No esperen aquí grandes postulados, lecciones infalibles, sino pequeños detalles que sirvan para emplear el pensamiento crítico para revisar el presente y lanzar una mirada reflexiva hacia el futuro.
La vida nos enseña que aquello que asimilamos en la escuela no siempre sirve para entender las cosas que pasan cada día a nuestro lado. Para lograrlo necesitamos un aprendizaje permanente, una memoria de hechos acumulada con la ayuda del pensamiento crítico, porque en cada momento se nos presenta una situación que desborda lo que sabemos. Si nos creemos ciudadanos del mundo, no debemos conformarnos -refugiados en la comodidad o en la ignorancia- con presenciar impasibles lo que vemos alrededor. Aunque haya gente que prefiere pasar así por la vida, cada día más personas piensan que existen muchas razones para intentar cambiar los comportamientos que tenemos ahora. También a quienes transitan por las aulas les preocupan los problemas a los que se enfrentan muchos seres vivos –sean humanos o no- que se mueven en una permanente incógnita de supervivencia.

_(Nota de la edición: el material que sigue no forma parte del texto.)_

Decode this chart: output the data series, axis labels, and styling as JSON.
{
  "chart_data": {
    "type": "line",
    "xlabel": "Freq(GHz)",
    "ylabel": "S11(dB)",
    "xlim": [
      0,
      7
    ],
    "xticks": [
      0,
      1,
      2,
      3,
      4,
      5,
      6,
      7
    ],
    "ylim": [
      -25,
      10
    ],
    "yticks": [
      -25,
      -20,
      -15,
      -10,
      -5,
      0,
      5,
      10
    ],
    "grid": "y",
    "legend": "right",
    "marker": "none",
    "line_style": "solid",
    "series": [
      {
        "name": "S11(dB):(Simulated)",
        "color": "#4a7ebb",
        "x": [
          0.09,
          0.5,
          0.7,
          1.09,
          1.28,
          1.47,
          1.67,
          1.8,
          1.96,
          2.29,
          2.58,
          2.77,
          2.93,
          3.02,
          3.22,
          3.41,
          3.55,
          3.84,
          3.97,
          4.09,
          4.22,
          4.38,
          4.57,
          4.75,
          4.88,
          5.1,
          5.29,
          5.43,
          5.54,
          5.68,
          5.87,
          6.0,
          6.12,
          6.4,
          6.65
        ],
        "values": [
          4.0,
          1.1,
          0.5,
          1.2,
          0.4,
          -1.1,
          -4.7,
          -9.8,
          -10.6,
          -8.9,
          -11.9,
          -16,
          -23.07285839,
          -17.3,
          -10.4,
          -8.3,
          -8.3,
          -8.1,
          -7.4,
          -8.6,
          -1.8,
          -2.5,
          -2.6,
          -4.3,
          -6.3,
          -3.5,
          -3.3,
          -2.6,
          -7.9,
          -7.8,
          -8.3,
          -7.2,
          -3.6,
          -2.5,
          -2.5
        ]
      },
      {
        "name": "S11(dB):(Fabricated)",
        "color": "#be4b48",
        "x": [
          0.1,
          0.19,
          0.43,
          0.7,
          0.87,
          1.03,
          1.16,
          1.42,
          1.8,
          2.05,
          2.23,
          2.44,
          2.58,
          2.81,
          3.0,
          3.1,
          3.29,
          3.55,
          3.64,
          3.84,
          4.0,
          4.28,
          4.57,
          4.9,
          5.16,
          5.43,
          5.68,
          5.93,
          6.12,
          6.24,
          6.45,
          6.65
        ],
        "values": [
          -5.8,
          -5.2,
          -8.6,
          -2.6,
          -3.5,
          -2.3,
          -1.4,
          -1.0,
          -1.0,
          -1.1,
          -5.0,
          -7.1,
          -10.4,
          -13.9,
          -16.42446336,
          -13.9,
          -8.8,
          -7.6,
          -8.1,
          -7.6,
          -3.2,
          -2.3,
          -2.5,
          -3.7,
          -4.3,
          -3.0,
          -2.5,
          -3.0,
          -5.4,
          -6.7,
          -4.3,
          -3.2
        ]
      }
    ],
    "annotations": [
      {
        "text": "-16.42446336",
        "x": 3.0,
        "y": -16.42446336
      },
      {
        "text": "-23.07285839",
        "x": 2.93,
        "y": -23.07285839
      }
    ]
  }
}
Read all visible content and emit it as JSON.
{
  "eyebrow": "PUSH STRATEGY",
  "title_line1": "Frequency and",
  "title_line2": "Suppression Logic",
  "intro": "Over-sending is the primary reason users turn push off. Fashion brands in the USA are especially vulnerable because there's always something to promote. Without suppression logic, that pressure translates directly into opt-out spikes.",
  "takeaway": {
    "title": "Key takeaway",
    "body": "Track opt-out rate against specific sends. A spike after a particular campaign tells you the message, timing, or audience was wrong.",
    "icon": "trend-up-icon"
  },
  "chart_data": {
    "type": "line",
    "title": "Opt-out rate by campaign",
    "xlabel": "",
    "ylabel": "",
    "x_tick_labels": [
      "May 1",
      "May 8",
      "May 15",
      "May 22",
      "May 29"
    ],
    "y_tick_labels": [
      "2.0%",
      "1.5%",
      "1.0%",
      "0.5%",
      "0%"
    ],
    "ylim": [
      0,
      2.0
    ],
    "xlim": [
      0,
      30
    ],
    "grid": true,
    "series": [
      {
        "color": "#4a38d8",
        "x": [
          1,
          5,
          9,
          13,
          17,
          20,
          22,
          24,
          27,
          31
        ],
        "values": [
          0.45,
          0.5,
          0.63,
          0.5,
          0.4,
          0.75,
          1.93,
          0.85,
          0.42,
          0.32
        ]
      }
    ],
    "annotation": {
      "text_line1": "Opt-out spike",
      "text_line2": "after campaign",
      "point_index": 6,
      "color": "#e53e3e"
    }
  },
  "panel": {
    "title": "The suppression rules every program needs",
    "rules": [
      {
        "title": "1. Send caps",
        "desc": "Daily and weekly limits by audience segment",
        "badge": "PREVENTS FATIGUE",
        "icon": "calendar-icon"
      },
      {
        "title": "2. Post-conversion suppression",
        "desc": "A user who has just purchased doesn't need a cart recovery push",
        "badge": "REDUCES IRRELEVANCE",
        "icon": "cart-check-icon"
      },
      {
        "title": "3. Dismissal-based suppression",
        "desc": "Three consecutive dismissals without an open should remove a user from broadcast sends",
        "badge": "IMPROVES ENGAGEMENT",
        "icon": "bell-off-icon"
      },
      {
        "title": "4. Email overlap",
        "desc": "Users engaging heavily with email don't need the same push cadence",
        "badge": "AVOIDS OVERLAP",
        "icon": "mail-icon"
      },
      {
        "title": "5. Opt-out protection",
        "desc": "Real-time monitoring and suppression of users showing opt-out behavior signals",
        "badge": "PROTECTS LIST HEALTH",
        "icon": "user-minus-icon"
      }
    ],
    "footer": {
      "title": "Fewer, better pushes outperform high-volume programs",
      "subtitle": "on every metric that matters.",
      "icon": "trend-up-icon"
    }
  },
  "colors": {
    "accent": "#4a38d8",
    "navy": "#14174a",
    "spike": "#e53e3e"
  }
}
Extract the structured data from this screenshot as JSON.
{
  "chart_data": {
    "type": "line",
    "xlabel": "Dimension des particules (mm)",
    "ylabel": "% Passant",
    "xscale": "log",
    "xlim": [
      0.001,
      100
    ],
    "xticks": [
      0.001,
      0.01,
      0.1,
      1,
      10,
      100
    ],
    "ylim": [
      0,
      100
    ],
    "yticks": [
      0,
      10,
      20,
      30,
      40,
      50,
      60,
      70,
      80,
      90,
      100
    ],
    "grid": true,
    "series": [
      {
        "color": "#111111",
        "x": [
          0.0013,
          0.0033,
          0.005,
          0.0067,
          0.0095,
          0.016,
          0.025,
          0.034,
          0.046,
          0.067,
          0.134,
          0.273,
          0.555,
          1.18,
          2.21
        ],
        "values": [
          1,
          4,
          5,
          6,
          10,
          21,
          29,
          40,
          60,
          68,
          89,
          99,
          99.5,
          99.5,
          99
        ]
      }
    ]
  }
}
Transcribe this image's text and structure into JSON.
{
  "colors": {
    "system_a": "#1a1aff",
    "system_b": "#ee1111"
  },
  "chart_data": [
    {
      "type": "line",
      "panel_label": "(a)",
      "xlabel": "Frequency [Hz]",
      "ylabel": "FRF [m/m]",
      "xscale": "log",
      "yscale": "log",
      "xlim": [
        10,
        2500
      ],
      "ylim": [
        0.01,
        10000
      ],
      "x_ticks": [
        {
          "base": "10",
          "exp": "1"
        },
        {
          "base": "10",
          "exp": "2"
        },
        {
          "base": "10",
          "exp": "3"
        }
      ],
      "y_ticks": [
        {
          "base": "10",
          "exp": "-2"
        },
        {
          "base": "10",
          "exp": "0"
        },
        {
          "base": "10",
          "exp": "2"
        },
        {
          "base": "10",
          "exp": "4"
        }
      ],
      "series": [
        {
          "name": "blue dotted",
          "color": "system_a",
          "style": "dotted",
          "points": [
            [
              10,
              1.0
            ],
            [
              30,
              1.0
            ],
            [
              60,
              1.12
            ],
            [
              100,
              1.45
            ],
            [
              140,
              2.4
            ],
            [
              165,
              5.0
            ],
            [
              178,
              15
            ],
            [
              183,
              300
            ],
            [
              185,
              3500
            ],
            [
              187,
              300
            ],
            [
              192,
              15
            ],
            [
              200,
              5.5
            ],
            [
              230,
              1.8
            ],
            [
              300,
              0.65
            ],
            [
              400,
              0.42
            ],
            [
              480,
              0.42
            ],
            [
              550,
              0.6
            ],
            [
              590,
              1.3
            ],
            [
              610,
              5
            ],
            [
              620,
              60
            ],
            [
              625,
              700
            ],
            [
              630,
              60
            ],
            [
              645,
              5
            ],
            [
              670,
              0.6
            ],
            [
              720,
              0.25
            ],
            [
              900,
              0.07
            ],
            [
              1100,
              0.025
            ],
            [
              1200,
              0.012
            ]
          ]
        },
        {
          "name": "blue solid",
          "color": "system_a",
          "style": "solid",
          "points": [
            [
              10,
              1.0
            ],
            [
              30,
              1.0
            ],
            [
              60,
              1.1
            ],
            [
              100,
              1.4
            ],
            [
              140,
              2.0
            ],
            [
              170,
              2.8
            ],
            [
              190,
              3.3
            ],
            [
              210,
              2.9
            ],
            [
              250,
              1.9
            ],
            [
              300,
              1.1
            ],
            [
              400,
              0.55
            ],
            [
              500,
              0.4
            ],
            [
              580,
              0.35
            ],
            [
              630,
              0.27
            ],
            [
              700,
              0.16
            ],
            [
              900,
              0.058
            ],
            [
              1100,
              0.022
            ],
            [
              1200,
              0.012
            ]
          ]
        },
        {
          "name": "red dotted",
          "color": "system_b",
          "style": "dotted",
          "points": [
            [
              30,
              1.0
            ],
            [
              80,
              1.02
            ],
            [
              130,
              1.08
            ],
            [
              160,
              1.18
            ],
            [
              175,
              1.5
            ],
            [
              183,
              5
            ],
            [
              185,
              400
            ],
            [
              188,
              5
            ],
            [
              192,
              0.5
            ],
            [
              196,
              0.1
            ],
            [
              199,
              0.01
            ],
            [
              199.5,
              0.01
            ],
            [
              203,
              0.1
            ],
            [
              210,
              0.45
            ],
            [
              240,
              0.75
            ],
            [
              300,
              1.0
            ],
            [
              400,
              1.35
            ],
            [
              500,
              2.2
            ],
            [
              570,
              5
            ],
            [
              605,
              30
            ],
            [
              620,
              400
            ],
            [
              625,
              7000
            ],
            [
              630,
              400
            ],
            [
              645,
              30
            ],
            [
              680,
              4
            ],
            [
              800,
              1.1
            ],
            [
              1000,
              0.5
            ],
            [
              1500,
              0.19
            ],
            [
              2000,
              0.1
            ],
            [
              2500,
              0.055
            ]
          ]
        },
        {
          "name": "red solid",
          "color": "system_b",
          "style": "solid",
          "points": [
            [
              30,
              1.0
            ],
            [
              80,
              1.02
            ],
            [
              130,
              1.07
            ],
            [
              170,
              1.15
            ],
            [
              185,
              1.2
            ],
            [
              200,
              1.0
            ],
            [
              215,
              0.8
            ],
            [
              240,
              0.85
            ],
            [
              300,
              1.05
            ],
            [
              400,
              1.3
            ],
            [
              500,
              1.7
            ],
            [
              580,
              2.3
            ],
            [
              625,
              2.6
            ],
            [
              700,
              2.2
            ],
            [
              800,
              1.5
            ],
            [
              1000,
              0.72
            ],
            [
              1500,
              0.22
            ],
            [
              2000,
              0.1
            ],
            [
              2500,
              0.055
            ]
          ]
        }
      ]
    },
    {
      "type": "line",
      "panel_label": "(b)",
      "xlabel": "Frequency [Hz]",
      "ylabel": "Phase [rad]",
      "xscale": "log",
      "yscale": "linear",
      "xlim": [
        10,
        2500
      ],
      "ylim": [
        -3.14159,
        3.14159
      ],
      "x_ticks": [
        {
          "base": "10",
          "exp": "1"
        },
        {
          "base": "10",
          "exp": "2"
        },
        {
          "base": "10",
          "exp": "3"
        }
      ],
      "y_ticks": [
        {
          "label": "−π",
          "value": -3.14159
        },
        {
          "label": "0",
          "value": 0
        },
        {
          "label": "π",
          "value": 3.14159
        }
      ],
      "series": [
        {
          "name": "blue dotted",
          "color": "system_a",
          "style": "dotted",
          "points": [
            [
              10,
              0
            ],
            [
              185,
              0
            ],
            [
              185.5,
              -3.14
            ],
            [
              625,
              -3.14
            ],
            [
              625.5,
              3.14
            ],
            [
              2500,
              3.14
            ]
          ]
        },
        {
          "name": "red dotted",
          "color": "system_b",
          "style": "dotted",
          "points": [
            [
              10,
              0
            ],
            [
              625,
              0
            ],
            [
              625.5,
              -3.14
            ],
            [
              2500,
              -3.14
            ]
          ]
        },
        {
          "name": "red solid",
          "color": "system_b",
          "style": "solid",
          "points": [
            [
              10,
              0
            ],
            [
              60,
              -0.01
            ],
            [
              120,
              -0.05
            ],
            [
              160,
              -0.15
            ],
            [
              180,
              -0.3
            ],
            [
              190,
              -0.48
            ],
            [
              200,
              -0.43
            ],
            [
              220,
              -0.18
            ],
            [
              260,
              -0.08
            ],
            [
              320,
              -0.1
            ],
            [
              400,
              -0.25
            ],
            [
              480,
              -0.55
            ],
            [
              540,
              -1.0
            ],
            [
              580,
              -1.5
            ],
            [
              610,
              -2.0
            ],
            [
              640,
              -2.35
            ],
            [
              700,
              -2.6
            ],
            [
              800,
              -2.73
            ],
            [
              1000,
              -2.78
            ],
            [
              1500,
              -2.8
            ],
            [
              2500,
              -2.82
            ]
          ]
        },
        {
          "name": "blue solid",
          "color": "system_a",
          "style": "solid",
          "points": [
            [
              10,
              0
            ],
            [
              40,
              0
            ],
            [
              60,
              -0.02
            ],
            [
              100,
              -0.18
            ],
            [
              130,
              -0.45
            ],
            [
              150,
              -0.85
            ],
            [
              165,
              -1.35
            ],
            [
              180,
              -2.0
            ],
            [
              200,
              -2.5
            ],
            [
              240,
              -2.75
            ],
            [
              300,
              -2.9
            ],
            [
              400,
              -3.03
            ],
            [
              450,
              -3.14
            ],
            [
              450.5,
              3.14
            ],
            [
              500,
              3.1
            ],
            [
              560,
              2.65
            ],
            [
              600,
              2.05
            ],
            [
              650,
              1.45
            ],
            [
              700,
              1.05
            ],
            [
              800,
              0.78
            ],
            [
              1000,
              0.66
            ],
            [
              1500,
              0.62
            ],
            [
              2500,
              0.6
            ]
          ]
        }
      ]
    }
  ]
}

Sabemos que la acción transformadora se sustenta en la educación global, que es siempre una tarea colaborativa. Por eso no está de más que desde la escuela se intente educar de manera diferente, crítica, participativa, exigente, sobre escenarios abiertos, y así apuntalar un futuro posible. Por eso, aquí hablaremos de medio ambiente, de sostenibilidad y de ecología, que se parecen pero son diferentes; eso sí están tan interconectadas que uno no se atreve a decir cuándo hace más hincapié en una cuestión o en otra. El cometido no es nuevo; figura en los libros de texto y en los currículos desde hace varias leyes educativas -en particular desde la Logse- pero lo hace demasiadas veces con carácter lineal, estático, cuando parece que debería ser todo lo contrario.